A Protestor in New York holds a sign critiquing NY Governor Cuomo's decision to sign an anti-BDS bill into law (BDS Movement)

 

The BDS Movement is rare in the Israeli/Palestinian conflict as it represents a sustained and peaceful attempt to pressure Israel to end its occupation of the West Bank and its continual violations of human rights.

In a time where many fear free speech being restricted or limited to coddle to certain mentalities perceived as fragile, the systemic embargo on the BDS Movement has been allowed with little outrage.

The silencing of pro-Palestinian support movements like BDS seems to reflect the lack of popular support for Palestine in general.

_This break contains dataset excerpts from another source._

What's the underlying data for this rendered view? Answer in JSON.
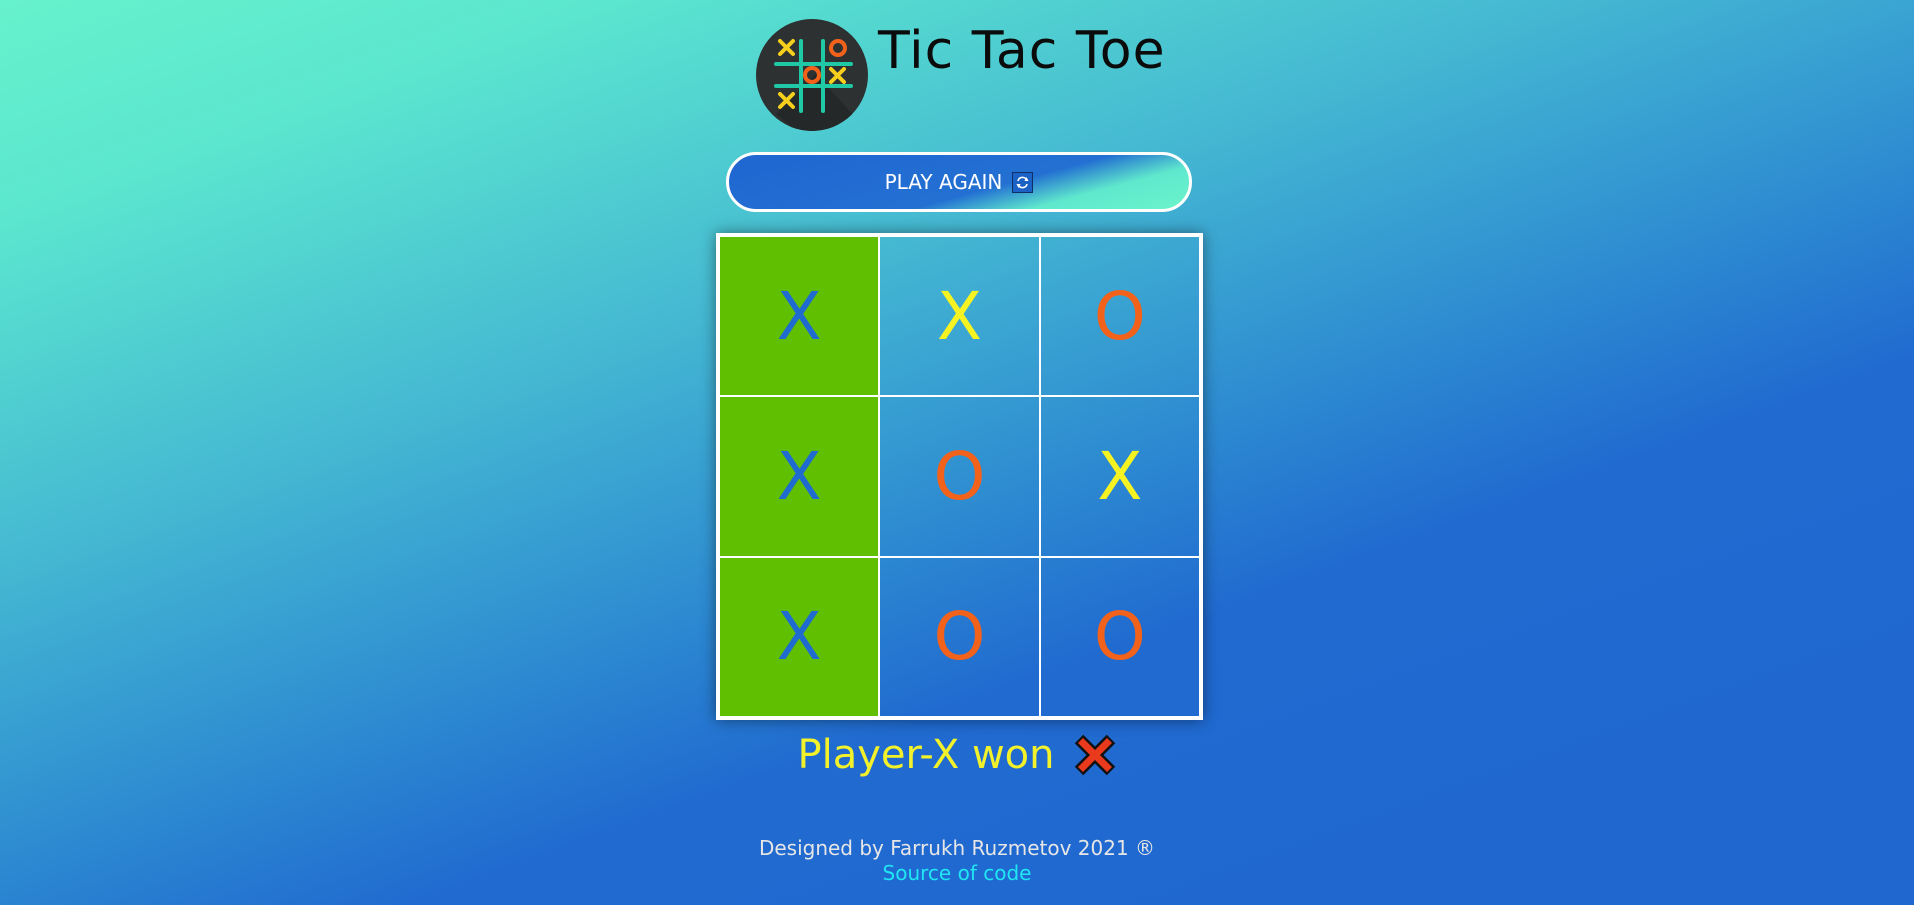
{
  "header": {
    "title": "Tic Tac Toe",
    "logo_icon": "tic-tac-toe-logo"
  },
  "controls": {
    "play_again_label": "PLAY AGAIN",
    "play_again_icon": "refresh-icon"
  },
  "board": {
    "cells": [
      {
        "mark": "X",
        "color": "#1f6bd0",
        "winning": true
      },
      {
        "mark": "X",
        "color": "#f7f322",
        "winning": false
      },
      {
        "mark": "O",
        "color": "#f2621b",
        "winning": false
      },
      {
        "mark": "X",
        "color": "#1f6bd0",
        "winning": true
      },
      {
        "mark": "O",
        "color": "#f2621b",
        "winning": false
      },
      {
        "mark": "X",
        "color": "#f7f322",
        "winning": false
      },
      {
        "mark": "X",
        "color": "#1f6bd0",
        "winning": true
      },
      {
        "mark": "O",
        "color": "#f2621b",
        "winning": false
      },
      {
        "mark": "O",
        "color": "#f2621b",
        "winning": false
      }
    ],
    "win_color": "#60bf00"
  },
  "status": {
    "text": "Player-X won",
    "icon": "cross-mark-icon"
  },
  "footer": {
    "credit": "Designed by Farrukh Ruzmetov 2021 ®",
    "source_link": "Source of code"
  }
}
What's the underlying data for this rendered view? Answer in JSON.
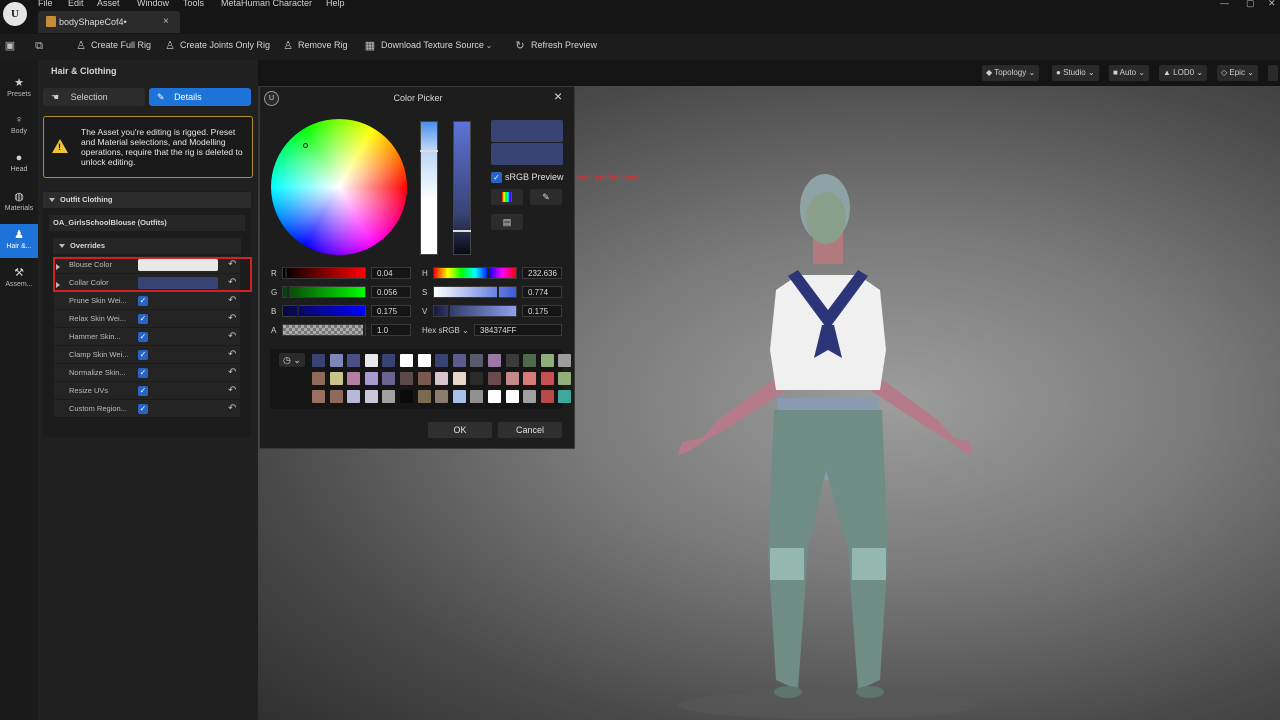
{
  "menubar": {
    "items": [
      "File",
      "Edit",
      "Asset",
      "Window",
      "Tools",
      "MetaHuman Character",
      "Help"
    ],
    "tab_title": "bodyShapeCof4•",
    "tab_close": "×",
    "window_controls": [
      "—",
      "▢",
      "✕"
    ]
  },
  "toolbar": {
    "create_full_rig": "Create Full Rig",
    "create_joints_only_rig": "Create Joints Only Rig",
    "remove_rig": "Remove Rig",
    "download_texture_source": "Download Texture Source",
    "refresh_preview": "Refresh Preview"
  },
  "left_nav": {
    "items": [
      {
        "label": "Presets",
        "icon": "star-icon"
      },
      {
        "label": "Body",
        "icon": "person-icon"
      },
      {
        "label": "Head",
        "icon": "head-icon"
      },
      {
        "label": "Materials",
        "icon": "sphere-icon"
      },
      {
        "label": "Hair &...",
        "icon": "hair-icon",
        "active": true
      },
      {
        "label": "Assem...",
        "icon": "hammer-icon"
      }
    ]
  },
  "panel": {
    "header": "Hair & Clothing",
    "tab_selection": "Selection",
    "tab_details": "Details",
    "warning": "The Asset you're editing is rigged. Preset and Material selections, and Modelling operations, require that the rig is deleted to unlock editing.",
    "section_outfit": "Outfit Clothing",
    "outfit_name": "OA_GirlsSchoolBlouse (Outfits)",
    "overrides": "Overrides",
    "rows": [
      {
        "label": "Blouse Color",
        "type": "color",
        "color": "#E8E8E8"
      },
      {
        "label": "Collar Color",
        "type": "color",
        "color": "#384374"
      },
      {
        "label": "Prune Skin Wei...",
        "type": "check",
        "checked": true
      },
      {
        "label": "Relax Skin Wei...",
        "type": "check",
        "checked": true
      },
      {
        "label": "Hammer Skin...",
        "type": "check",
        "checked": true
      },
      {
        "label": "Clamp Skin Wei...",
        "type": "check",
        "checked": true
      },
      {
        "label": "Normalize Skin...",
        "type": "check",
        "checked": true
      },
      {
        "label": "Resize UVs",
        "type": "check",
        "checked": true
      },
      {
        "label": "Custom Region...",
        "type": "check",
        "checked": true
      }
    ]
  },
  "viewport": {
    "buttons": [
      "Topology",
      "Studio",
      "Auto",
      "LOD0",
      "Epic"
    ],
    "perf_text": "poor performance"
  },
  "color_picker": {
    "title": "Color Picker",
    "srgb_preview": "sRGB Preview",
    "r_label": "R",
    "r_value": "0.04",
    "g_label": "G",
    "g_value": "0.056",
    "b_label": "B",
    "b_value": "0.175",
    "a_label": "A",
    "a_value": "1.0",
    "h_label": "H",
    "h_value": "232.636",
    "s_label": "S",
    "s_value": "0.774",
    "v_label": "V",
    "v_value": "0.175",
    "hex_label": "Hex sRGB",
    "hex_value": "384374FF",
    "ok": "OK",
    "cancel": "Cancel",
    "current_color": "#384374",
    "palette": [
      [
        "#384374",
        "#7f86b9",
        "#4a4f88",
        "#e8e8e8",
        "#384374",
        "#ffffff",
        "#ffffff",
        "#384374",
        "#5b5b8c",
        "#5a5a6a",
        "#9b78a8",
        "#3a3a3a",
        "#4e6a48",
        "#8fae7a",
        "#9c9c9c"
      ],
      [
        "#8f6a5a",
        "#c9c48a",
        "#b57da0",
        "#a69ad0",
        "#6c6490",
        "#5a4a48",
        "#7a5a50",
        "#d8c4d0",
        "#e6d8c8",
        "#2a2a2a",
        "#6a4a4a",
        "#c48a8a",
        "#d87a7a",
        "#c85050",
        "#8fae7a"
      ],
      [
        "#9a7060",
        "#8f6a5a",
        "#b8b8d8",
        "#c8c8d8",
        "#a0a0a0",
        "#0a0a0a",
        "#7a6a50",
        "#8a7a70",
        "#a6c0e8",
        "#909090",
        "#ffffff",
        "#ffffff",
        "#a0a0a0",
        "#b84a4a",
        "#3fa89a"
      ]
    ]
  }
}
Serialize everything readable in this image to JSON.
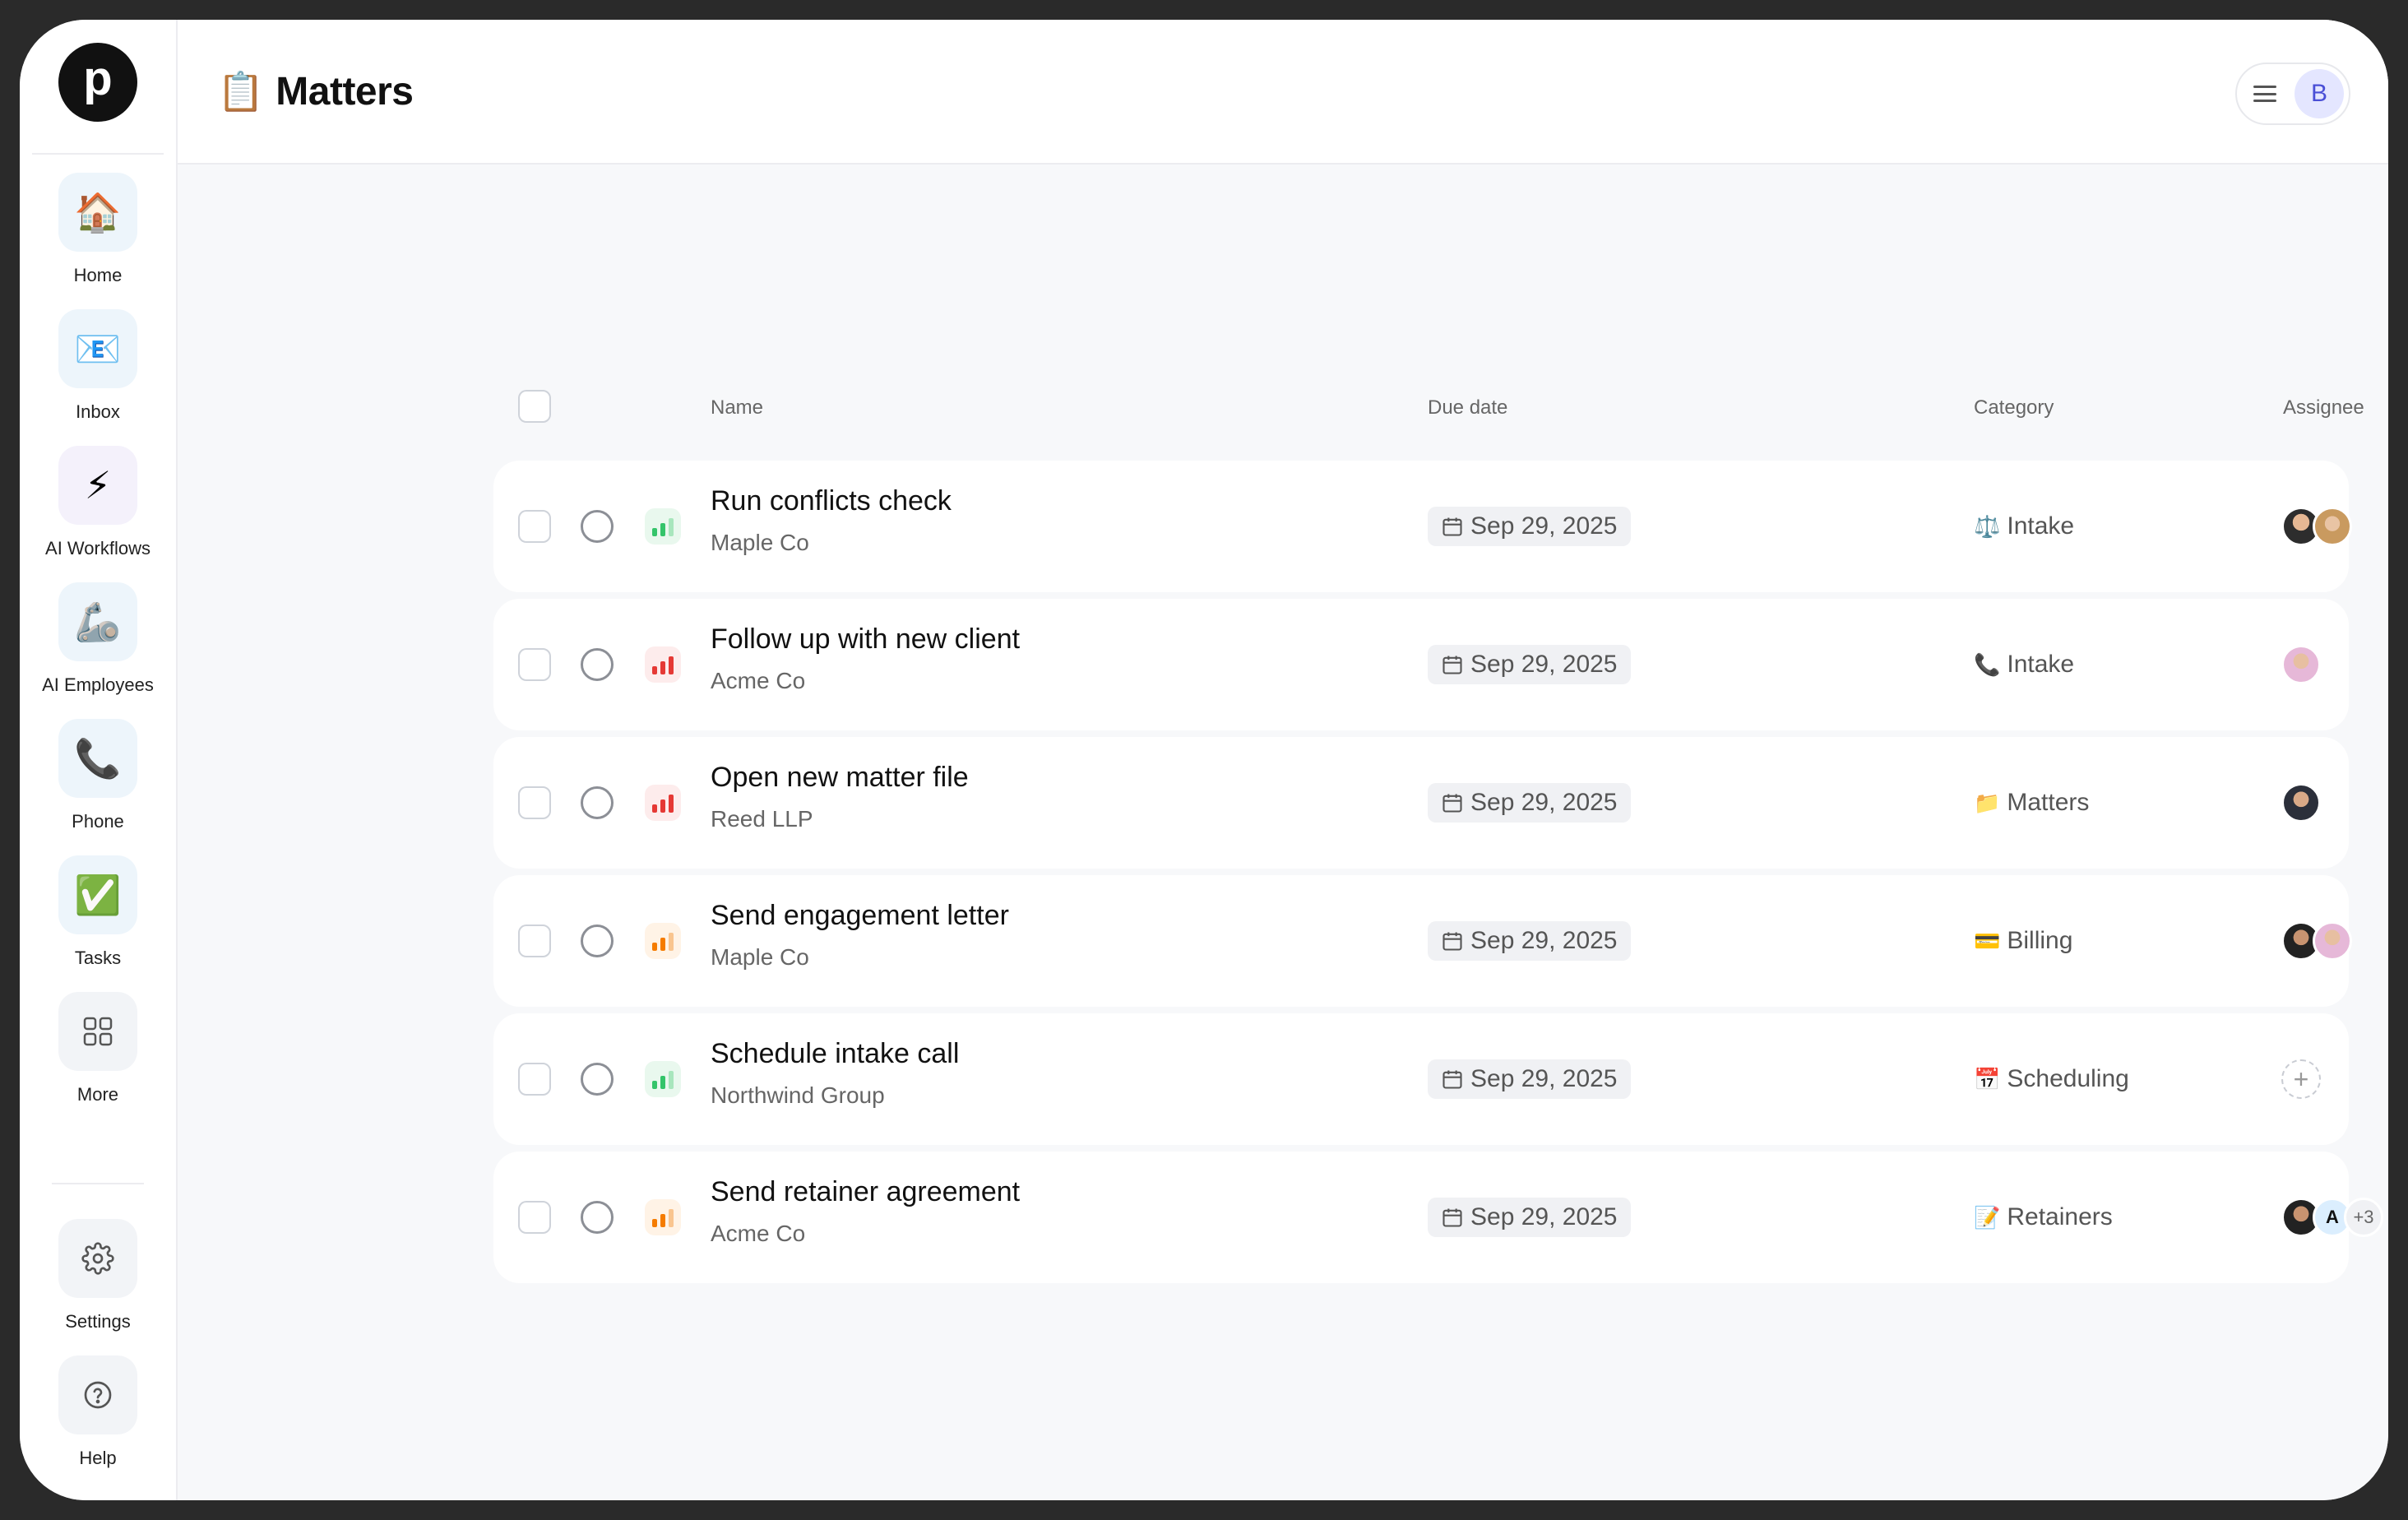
{
  "app": {
    "logo_letter": "p"
  },
  "sidebar": {
    "items": [
      {
        "label": "Home",
        "icon": "🏠"
      },
      {
        "label": "Inbox",
        "icon": "📧"
      },
      {
        "label": "AI Workflows",
        "icon": "⚡"
      },
      {
        "label": "AI Employees",
        "icon": "🦾"
      },
      {
        "label": "Phone",
        "icon": "📞"
      },
      {
        "label": "Tasks",
        "icon": "✅"
      },
      {
        "label": "More",
        "icon": "grid-icon"
      }
    ],
    "bottom": [
      {
        "label": "Settings",
        "icon": "gear-icon"
      },
      {
        "label": "Help",
        "icon": "help-icon"
      }
    ]
  },
  "header": {
    "title_emoji": "📋",
    "title": "Matters",
    "user_initial": "B"
  },
  "table": {
    "columns": {
      "name": "Name",
      "due": "Due date",
      "category": "Category",
      "assignee": "Assignee"
    },
    "rows": [
      {
        "name": "Run conflicts check",
        "client": "Maple Co",
        "priority": "low",
        "due": "Sep 29, 2025",
        "category_icon": "⚖️",
        "category": "Intake"
      },
      {
        "name": "Follow up with new client",
        "client": "Acme Co",
        "priority": "high",
        "due": "Sep 29, 2025",
        "category_icon": "📞",
        "category": "Intake"
      },
      {
        "name": "Open new matter file",
        "client": "Reed LLP",
        "priority": "high",
        "due": "Sep 29, 2025",
        "category_icon": "📁",
        "category": "Matters"
      },
      {
        "name": "Send engagement letter",
        "client": "Maple Co",
        "priority": "medium",
        "due": "Sep 29, 2025",
        "category_icon": "💳",
        "category": "Billing"
      },
      {
        "name": "Schedule intake call",
        "client": "Northwind Group",
        "priority": "low",
        "due": "Sep 29, 2025",
        "category_icon": "📅",
        "category": "Scheduling"
      },
      {
        "name": "Send retainer agreement",
        "client": "Acme Co",
        "priority": "medium",
        "due": "Sep 29, 2025",
        "category_icon": "📝",
        "category": "Retainers",
        "assignee_letter": "A",
        "assignee_more": "+3"
      }
    ]
  },
  "colors": {
    "priority_low": "#34c46a",
    "priority_high": "#e53935",
    "priority_medium": "#f57c00"
  }
}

Polling numbers from the Pew Research Center show broad-based sympathy for Israel over sympathy for Palestine. However, a generation gap is forming, where younger Americans are more supportive of Palestine than their older counterparts.

When asked whether they supported Trump’s decision to recognize Jerusalem as the capital of Israel—a move many condemned as detrimental to the two-state solution—a plurality of polled Americans said they disapproved of his decision.

But just because the issue is a divisive one does not mean that one of those opinions ought to be discriminated against. One particularly outstanding case of discrimination against this viewpoint was Kansas’ firing of a public school math teacher for voicing her solidarity with BDS in Oct., 2017.

 

BDS Protestors (AFP/FILE)

 

Israel is involved in a militarized police presence in the occupied West Bank and heavy-handed incursions into Gaza that leave hundreds of Palestinian civilians dead, and protesting against these in the U.S. has many more legal barriers than showing support for Israel.

In other words, there are powerful institutions in the U.S., which include both state and city councils and legislatures, that are not only picking sides in whom to support, but are also making it actively harder to voice support for Palestine via BDS.

Even if the BDS Movement can and should be debated about whether it is the most effective vehicle to channel discontent with Israel’s policies against the Palestinian people, its existence has been protected in many European countries.

In 2016, the European Union’s foreign policy chief, Federica Mogherini, affirmed that the BDS movement is protected under free speech laws despite the EU’s stance against boycotting Israel.

The U.S., for its part, is evidently lagging far behind the EU in terms of free speech protections for Palestinian causes.